April 16, 2020

The following is an excerpt from an article by Micha Bennett that originally appeared in CSU Source.

The School of Global Environmental Sustainability at Colorado State University has selected three Global Challenges Research teams and two Resident Fellows across five colleges from a competitive field of proposals. The SoGES awards are intended to encourage interdisciplinary understanding of complex global sustainability issues, foster collaborative cross-campus partnerships and support sustainability research at CSU.

New this year, the Global Challenges Research Teams will be funded for two years, with each team receiving $30,000. The longer timeframe allows teams to better execute planned work and articulate accomplishments.

“One of our goals is to provide a roadmap for how an engaged community can learn to provide higher sustainability,” said Simske, principal investigator for the Re-use Efficiency Packaging with Analytics for Customized Knowledge (REPACK) Global Challenges Research Team. “The SoGES grant really allows us to create the time and energy to dive deeper here than simple band-aid measures, and consider both the big picture and details simultaneously. Having a broad, cross-discipline resource like SoGES is true to a land-grant mission.”
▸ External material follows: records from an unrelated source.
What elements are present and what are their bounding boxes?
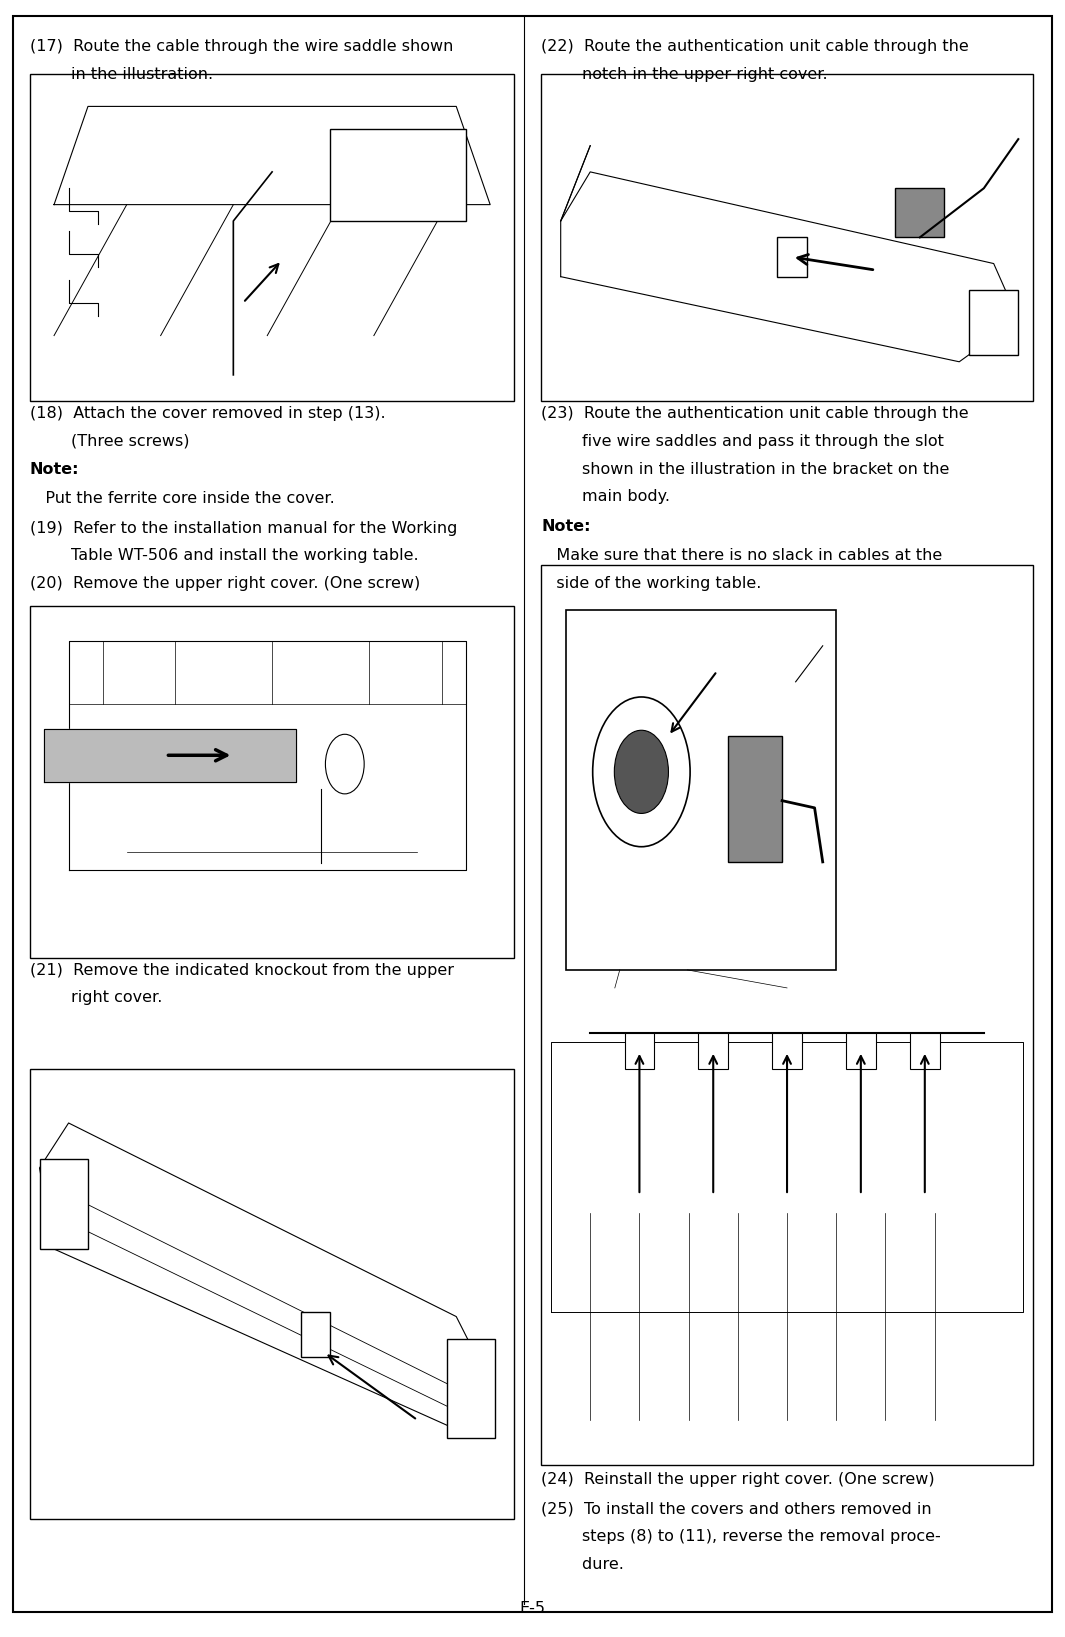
Polygon shape bbox=[551, 1041, 1023, 1313]
Bar bbox=[846, 1033, 875, 1069]
Text: (22)  Route the authentication unit cable through the: (22) Route the authentication unit cable… bbox=[541, 39, 969, 54]
Text: (23)  Route the authentication unit cable through the: (23) Route the authentication unit cable… bbox=[541, 406, 969, 421]
Bar bbox=[541, 565, 1033, 1465]
Text: Table WT-506 and install the working table.: Table WT-506 and install the working tab… bbox=[30, 548, 419, 563]
Bar bbox=[30, 606, 514, 958]
Text: (18)  Attach the cover removed in step (13).: (18) Attach the cover removed in step (1… bbox=[30, 406, 386, 421]
Bar bbox=[30, 74, 514, 401]
Bar bbox=[566, 609, 836, 969]
Polygon shape bbox=[54, 106, 490, 205]
Text: right cover.: right cover. bbox=[30, 990, 162, 1005]
Text: (17)  Route the cable through the wire saddle shown: (17) Route the cable through the wire sa… bbox=[30, 39, 454, 54]
Bar bbox=[910, 1033, 939, 1069]
Text: E-5: E-5 bbox=[520, 1601, 545, 1616]
Text: five wire saddles and pass it through the slot: five wire saddles and pass it through th… bbox=[541, 434, 944, 449]
Text: (19)  Refer to the installation manual for the Working: (19) Refer to the installation manual fo… bbox=[30, 521, 457, 535]
Text: steps (8) to (11), reverse the removal proce-: steps (8) to (11), reverse the removal p… bbox=[541, 1529, 940, 1544]
Bar bbox=[330, 129, 466, 221]
Text: dure.: dure. bbox=[541, 1557, 624, 1572]
Text: shown in the illustration in the bracket on the: shown in the illustration in the bracket… bbox=[541, 462, 949, 476]
Text: in the illustration.: in the illustration. bbox=[30, 67, 213, 82]
Text: Note:: Note: bbox=[541, 519, 590, 534]
Bar bbox=[772, 1033, 802, 1069]
Text: (24)  Reinstall the upper right cover. (One screw): (24) Reinstall the upper right cover. (O… bbox=[541, 1472, 935, 1486]
Polygon shape bbox=[45, 728, 296, 782]
Bar bbox=[969, 290, 1018, 355]
Bar bbox=[446, 1339, 495, 1439]
Text: (20)  Remove the upper right cover. (One screw): (20) Remove the upper right cover. (One … bbox=[30, 576, 420, 591]
Bar bbox=[896, 188, 945, 237]
Text: (Three screws): (Three screws) bbox=[30, 434, 190, 449]
Text: main body.: main body. bbox=[541, 489, 670, 504]
Text: Note:: Note: bbox=[30, 462, 79, 476]
Bar bbox=[699, 1033, 728, 1069]
Bar bbox=[541, 74, 1033, 401]
Bar bbox=[301, 1313, 330, 1357]
Text: side of the working table.: side of the working table. bbox=[541, 576, 761, 591]
Polygon shape bbox=[68, 640, 466, 869]
Bar bbox=[30, 1069, 514, 1519]
Bar bbox=[728, 737, 782, 861]
Text: (25)  To install the covers and others removed in: (25) To install the covers and others re… bbox=[541, 1501, 932, 1516]
Bar bbox=[625, 1033, 654, 1069]
Text: notch in the upper right cover.: notch in the upper right cover. bbox=[541, 67, 828, 82]
Bar bbox=[39, 1159, 88, 1249]
Text: Make sure that there is no slack in cables at the: Make sure that there is no slack in cabl… bbox=[541, 548, 943, 563]
Bar bbox=[777, 237, 806, 277]
Circle shape bbox=[326, 735, 364, 794]
Text: (21)  Remove the indicated knockout from the upper: (21) Remove the indicated knockout from … bbox=[30, 963, 454, 977]
Polygon shape bbox=[39, 1123, 495, 1439]
Text: Put the ferrite core inside the cover.: Put the ferrite core inside the cover. bbox=[30, 491, 334, 506]
Circle shape bbox=[615, 730, 669, 814]
Polygon shape bbox=[560, 172, 1018, 362]
Circle shape bbox=[593, 697, 690, 846]
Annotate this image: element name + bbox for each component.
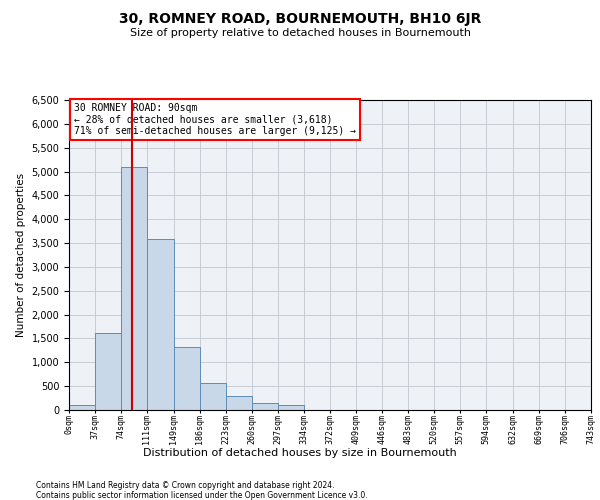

Communication Studies Assistant Professor and Dialogue and Diversity Specialist with the Center for Public Deliberation Elizabeth Parks is one of the Principle Investigators of the Re-use Efficiency Packaging with Analytics for Customized Knowledge (REPACK) team. Other PIs include: Steven Simske, Department of Systems Engineering; and, John Macdonald, Department of Management.

One of the major sustainability challenges present today is the waste that accompanies packaging, usually corrugated cardboard, from the increased prevalence of online purchasing. However, since the average box contains only 50% recycled materials, half of the fiber must still be produced anew each time a package is shipped. Moreover, online ordering leads to smaller, more frequent one-off orders which require more packaging compared to the bulk orders that are sent to big-box, brick-and-mortar stores and then resold. Given these factors, reusing packaging materials is more efficient than recycling.

This project will explore the development of a label designed to track reused packaging, investigate means to drive supply chain adoption and explore how branding affects community participation, thus improving the sustainability of the growing e-commerce industry.

Parks role on the team is to investigate how to engage diverse populations in long-term reuse initiatives, and ensure that the mixed quantitative and qualitative methodological approaches to community engagement used in the project are inclusive, diverse, equitable and accessible to diverse individuals and groups.